# Guess what I found browsing Adult Swim. :V



## Ozriel (Apr 11, 2012)

I have to show you guys this so you can incite a witch hunt that ill crash the site in epic proportion be prepared to see it in full on adult swim this Sunday.

http://video.adultswim.com/check-it...check-it-out-with-dr-steve-brule-animals.html


----------



## Mxpklx (Apr 11, 2012)

Jesus Mary and Joseph...


----------



## Captain Howdy (Apr 11, 2012)

People actually watch that stupid show?


----------



## Ozriel (Apr 11, 2012)

Lastdirewolf said:


> People actually watch that stupid show?



According to the FB, yeah... :V
Tons of people.


----------



## Captain Howdy (Apr 11, 2012)

Zeke Shadowfyre said:


> According to the FB, yeah... :V
> Tons of people.



I'm finding it harder to live on this planet.


----------



## JArt. (Apr 11, 2012)

Me'O my, this will be fun.


----------



## I Am That Is (Apr 11, 2012)

Don't know what I think of this yet. I hope its not patronizing or full of stereotypes.


----------



## JArt. (Apr 11, 2012)

I Am That Is said:


> Don't know what I think of this yet. I hope its not patronizing or full of stereotypes.
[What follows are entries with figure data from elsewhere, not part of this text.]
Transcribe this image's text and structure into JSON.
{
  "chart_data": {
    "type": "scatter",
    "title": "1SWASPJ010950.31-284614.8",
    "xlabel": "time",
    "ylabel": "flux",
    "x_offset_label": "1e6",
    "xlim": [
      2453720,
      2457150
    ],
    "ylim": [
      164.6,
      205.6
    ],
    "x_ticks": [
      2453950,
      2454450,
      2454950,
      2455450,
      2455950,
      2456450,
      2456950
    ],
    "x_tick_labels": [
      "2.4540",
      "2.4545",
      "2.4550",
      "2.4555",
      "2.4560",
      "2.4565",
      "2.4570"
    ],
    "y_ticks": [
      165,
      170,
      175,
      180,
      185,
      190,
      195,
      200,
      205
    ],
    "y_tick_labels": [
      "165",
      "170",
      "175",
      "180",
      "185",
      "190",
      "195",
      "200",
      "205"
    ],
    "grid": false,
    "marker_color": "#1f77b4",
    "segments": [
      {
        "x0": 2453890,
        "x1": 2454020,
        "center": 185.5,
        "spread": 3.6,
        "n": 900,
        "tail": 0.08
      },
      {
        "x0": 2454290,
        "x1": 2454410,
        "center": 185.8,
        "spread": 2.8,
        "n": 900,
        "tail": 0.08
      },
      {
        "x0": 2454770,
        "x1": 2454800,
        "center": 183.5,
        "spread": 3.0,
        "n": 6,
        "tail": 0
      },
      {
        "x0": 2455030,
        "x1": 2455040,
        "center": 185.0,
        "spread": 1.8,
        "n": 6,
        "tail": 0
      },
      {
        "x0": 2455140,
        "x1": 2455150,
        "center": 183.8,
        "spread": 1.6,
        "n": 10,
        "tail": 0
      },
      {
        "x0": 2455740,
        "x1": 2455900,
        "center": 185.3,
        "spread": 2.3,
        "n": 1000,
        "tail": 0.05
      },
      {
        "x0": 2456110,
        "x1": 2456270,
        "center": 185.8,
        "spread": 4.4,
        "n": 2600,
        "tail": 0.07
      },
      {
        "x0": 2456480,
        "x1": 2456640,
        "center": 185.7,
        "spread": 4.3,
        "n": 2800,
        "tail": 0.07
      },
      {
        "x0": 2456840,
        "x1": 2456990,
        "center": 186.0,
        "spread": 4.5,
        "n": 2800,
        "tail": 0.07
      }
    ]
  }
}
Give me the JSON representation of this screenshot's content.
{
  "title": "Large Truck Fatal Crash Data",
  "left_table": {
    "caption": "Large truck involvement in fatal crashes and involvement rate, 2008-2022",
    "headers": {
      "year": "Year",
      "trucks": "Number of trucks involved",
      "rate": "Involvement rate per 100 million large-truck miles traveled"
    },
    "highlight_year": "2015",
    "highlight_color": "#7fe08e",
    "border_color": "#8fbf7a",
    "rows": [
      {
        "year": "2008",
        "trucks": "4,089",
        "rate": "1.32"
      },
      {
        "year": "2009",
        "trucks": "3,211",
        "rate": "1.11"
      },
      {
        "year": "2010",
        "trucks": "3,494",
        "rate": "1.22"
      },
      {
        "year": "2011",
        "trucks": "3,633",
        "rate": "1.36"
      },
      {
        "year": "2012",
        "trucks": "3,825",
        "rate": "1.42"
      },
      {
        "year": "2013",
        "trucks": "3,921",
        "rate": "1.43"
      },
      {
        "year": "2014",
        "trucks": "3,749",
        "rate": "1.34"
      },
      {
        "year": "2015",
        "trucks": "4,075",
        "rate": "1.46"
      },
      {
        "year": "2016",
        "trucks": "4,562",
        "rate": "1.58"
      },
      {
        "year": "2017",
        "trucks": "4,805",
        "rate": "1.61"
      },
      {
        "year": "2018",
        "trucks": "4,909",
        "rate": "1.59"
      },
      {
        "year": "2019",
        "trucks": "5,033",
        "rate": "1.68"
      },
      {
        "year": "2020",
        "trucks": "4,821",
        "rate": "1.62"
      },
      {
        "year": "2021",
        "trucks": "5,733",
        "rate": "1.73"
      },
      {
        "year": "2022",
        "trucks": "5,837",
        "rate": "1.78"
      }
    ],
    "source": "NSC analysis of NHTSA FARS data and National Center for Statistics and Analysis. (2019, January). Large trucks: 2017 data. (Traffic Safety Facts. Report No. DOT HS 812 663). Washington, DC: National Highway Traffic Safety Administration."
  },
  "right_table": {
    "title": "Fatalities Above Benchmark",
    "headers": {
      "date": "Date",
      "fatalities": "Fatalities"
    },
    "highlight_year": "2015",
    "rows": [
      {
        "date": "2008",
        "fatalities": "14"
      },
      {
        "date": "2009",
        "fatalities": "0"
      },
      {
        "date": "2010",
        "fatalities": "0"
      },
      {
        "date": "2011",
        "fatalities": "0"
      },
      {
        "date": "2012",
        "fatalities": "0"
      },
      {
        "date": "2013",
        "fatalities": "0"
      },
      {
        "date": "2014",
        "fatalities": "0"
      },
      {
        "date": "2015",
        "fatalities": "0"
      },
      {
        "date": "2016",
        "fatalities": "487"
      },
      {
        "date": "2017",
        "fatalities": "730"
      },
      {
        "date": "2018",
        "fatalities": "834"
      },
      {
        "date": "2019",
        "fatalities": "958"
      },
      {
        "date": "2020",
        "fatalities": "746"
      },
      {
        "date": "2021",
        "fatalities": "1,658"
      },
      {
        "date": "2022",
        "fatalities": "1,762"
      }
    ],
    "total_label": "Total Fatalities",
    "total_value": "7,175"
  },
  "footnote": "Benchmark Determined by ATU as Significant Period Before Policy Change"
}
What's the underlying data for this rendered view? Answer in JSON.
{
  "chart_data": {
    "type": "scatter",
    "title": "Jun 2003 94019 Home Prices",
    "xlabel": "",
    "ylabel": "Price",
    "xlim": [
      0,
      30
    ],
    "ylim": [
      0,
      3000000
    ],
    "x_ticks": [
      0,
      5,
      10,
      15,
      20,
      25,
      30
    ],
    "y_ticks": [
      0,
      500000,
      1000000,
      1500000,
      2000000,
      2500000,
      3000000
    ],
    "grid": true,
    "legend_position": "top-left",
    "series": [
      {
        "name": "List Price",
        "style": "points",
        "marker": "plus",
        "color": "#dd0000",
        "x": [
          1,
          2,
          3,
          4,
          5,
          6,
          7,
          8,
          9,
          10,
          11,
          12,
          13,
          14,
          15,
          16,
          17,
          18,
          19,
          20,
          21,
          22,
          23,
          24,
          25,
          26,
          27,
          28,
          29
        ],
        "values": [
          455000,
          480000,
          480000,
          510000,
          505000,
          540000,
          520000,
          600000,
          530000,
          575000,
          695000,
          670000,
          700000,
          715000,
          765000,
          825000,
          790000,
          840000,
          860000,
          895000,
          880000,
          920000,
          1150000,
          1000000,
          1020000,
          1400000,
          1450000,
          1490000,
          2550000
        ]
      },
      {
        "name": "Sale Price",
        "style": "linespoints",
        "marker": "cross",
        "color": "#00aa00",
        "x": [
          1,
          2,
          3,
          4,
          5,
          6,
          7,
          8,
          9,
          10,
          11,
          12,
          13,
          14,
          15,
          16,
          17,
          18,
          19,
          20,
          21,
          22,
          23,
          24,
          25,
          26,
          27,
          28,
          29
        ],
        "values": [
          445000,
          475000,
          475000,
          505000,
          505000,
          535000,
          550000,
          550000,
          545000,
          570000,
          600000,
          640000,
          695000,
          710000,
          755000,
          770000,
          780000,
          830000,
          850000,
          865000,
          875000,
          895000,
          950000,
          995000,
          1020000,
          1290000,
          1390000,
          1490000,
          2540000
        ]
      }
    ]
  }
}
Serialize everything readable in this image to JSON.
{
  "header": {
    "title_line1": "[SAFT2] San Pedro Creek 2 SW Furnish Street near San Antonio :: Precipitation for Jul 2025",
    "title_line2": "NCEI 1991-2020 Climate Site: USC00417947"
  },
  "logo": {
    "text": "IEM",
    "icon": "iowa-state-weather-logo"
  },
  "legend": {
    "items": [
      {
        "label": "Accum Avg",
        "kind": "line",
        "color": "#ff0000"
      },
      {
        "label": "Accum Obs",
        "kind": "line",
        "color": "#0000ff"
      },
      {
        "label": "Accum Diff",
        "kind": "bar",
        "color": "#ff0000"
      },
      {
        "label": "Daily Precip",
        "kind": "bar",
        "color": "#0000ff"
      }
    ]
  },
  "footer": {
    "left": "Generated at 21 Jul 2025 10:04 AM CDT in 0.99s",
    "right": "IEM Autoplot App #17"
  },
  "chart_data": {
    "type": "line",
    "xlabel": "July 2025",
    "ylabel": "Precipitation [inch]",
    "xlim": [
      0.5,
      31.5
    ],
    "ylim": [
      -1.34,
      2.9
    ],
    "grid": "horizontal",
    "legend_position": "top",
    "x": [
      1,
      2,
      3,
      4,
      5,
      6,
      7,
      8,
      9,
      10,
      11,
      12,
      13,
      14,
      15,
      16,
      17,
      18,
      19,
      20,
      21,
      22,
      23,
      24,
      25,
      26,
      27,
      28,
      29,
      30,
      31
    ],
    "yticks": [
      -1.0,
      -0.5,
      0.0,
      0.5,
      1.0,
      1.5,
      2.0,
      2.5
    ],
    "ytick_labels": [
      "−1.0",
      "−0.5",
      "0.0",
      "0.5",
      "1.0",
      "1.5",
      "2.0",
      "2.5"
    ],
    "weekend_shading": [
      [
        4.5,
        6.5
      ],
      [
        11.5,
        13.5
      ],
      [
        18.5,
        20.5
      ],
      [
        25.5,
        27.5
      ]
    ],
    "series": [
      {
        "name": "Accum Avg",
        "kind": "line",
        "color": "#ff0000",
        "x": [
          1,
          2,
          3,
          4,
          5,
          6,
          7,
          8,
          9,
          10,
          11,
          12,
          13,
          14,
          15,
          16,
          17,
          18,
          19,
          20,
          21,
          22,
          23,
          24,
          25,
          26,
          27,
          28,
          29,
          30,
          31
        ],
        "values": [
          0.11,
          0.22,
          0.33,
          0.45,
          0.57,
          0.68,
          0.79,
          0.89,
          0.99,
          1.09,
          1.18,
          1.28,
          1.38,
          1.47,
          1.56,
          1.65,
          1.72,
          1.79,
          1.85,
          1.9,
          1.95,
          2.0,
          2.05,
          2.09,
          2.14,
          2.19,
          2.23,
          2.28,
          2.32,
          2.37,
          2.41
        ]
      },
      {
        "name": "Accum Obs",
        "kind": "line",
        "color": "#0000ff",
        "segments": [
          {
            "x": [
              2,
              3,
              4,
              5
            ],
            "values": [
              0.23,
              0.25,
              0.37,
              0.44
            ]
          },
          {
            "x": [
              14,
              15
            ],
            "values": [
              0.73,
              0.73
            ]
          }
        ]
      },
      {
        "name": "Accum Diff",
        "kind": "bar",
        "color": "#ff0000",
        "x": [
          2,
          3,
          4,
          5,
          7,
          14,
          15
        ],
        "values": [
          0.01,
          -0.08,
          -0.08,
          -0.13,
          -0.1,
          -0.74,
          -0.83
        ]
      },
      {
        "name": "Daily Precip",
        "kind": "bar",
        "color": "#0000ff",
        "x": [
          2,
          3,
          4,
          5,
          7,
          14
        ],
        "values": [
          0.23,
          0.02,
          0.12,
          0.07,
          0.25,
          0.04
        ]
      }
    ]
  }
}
Adult Swim would never do anything like that! :V


----------



## Fay V (Apr 11, 2012)

it's going to be patronizing and full of stereotypes, cause it's funny that way. 

I love the shitty one the show got.


----------



## Aetius (Apr 11, 2012)

Hahhaha this is awesome.

Nice find.


----------



## Echo Wolf (Apr 14, 2012)

Maybe it's just because I am trying to be an optimist this month but from the looks of the clip it might not be to bad. It seems like the furs are somewhat normal and it's just Doctor Brule acting like a jackass and the supposed "comedy" is supposed to flow from their reactions and his awkwardness. Anyway I don't like this show but I will say I am curious to see how this turns out.


----------



## Zenia (Apr 14, 2012)

What the hell was that?


----------



## Kaamos (Apr 14, 2012)

http://i557.photobucket.com/albums/ss19/Vargstenen/35K2N.gif

It's like adult swim's shows are just getting stupider and stupider, I just don't fucking understand this horse shit.


----------



## Aldino (Apr 21, 2012)

I don't want to live on this planet anymore.


----------